そもそもベーコンが近代科学の作法を打ち立てて以来、科学と技術は不可分な関係にあるわけですが(作ることによって知り、知ることによって作る)、今はその「知る」部分にローエンドから機械が侵入してきている感覚があります。

 

上で紹介した「まほろ」について調べると、まだ現段階では「まほろ」は単純作業のみを行い、研究者は空いた時間を高度な研究作業や構想に費やすことができるといいます。面倒臭く利益率の低い単純作業を機械にあけ渡すのは、人間に苦痛を感じさせず、むしろ生産性の向上につながるでしょう。

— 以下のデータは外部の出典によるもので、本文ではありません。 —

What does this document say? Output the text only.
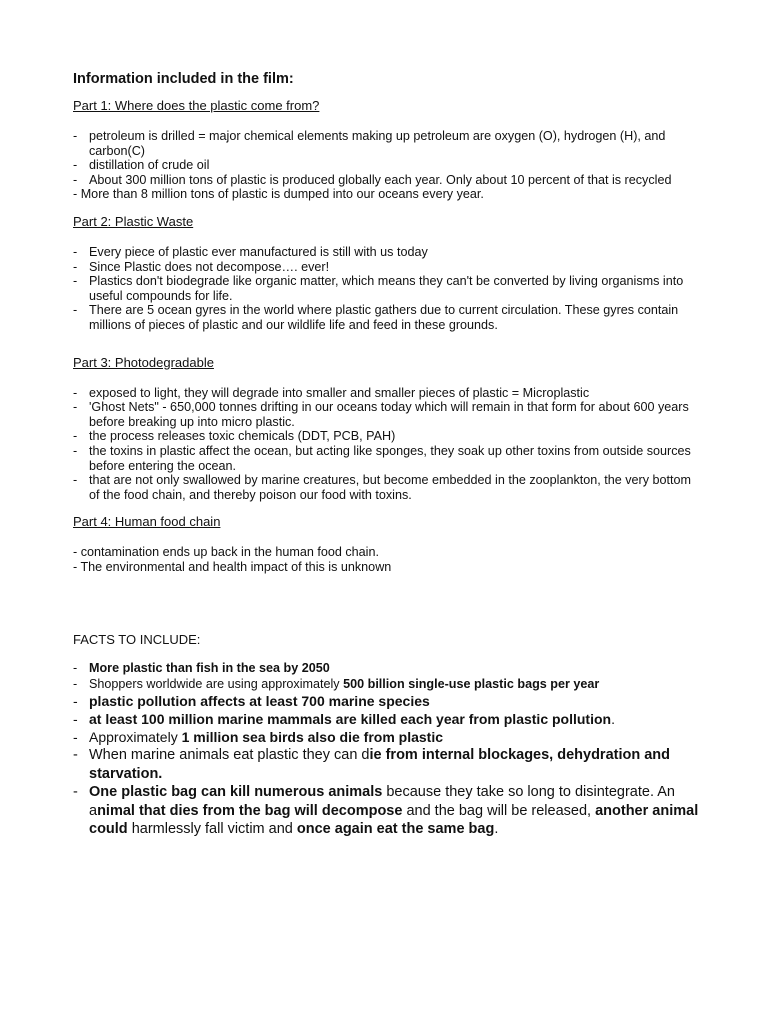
Information included in the film:
Part 1: Where does the plastic come from?
- petroleum is drilled = major chemical elements making up petroleum are oxygen (O), hydrogen (H), and carbon(C)
- distillation of crude oil
- About 300 million tons of plastic is produced globally each year. Only about 10 percent of that is recycled
- More than 8 million tons of plastic is dumped into our oceans every year.
Part 2: Plastic Waste
- Every piece of plastic ever manufactured is still with us today
- Since Plastic does not decompose…. ever!
- Plastics don't biodegrade like organic matter, which means they can't be converted by living organisms into useful compounds for life.
- There are 5 ocean gyres in the world where plastic gathers due to current circulation. These gyres contain millions of pieces of plastic and our wildlife life and feed in these grounds.
Part 3: Photodegradable
- exposed to light, they will degrade into smaller and smaller pieces of plastic = Microplastic
- 'Ghost Nets" - 650,000 tonnes drifting in our oceans today which will remain in that form for about 600 years before breaking up into micro plastic.
- the process releases toxic chemicals (DDT, PCB, PAH)
- the toxins in plastic affect the ocean, but acting like sponges, they soak up other toxins from outside sources before entering the ocean.
- that are not only swallowed by marine creatures, but become embedded in the zooplankton, the very bottom of the food chain, and thereby poison our food with toxins.
Part 4: Human food chain
- contamination ends up back in the human food chain.
- The environmental and health impact of this is unknown
FACTS TO INCLUDE:
- More plastic than fish in the sea by 2050
- Shoppers worldwide are using approximately 500 billion single-use plastic bags per year
- plastic pollution affects at least 700 marine species
- at least 100 million marine mammals are killed each year from plastic pollution.
- Approximately 1 million sea birds also die from plastic
- When marine animals eat plastic they can die from internal blockages, dehydration and starvation.
- One plastic bag can kill numerous animals because they take so long to disintegrate. An animal that dies from the bag will decompose and the bag will be released, another animal could harmlessly fall victim and once again eat the same bag.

問題は、その機能の向上速度(加速度と言う方が正確かもしれない)の凄まじさと、人間が機械による代替を拒めるようなメカニズムが希薄だという2点です。

 

果たしてディープラーニング技術が決定打になるのかは知りませんが、機械がいわゆる単純作業をする能力を拡張していくにつれて、人間は喜んでそれらを機械にあけ渡すでしょう。そうする事で、自分たちはより創造的で、生産性の高い作業に集中できるからです。しかし、それも人間しかできない高度な作業がまだ残っている間です。人間がハイエンドな創造的仕事の淵に追い詰められた事に気づいた時にはもう、反撃は叶いません。機械は我々の行なっていた単純作業をはるかに効率よく行う術を身につけているからです。

 

ロボット「まほろ」の開発者のインタビュー記事には、「人にしかできないこと以外はロボットに任せる」との言葉が踊ります。そうすることは実際、多くの研究者を助けることになるでしょう。でも一方で、人にしかできないことって、一体いつまで残っているの?なんてちょっと疑ってみたくもなります。上の理屈は少し単純化が過ぎるかもしれませんが、一つの見方としてはあり得るように思えます。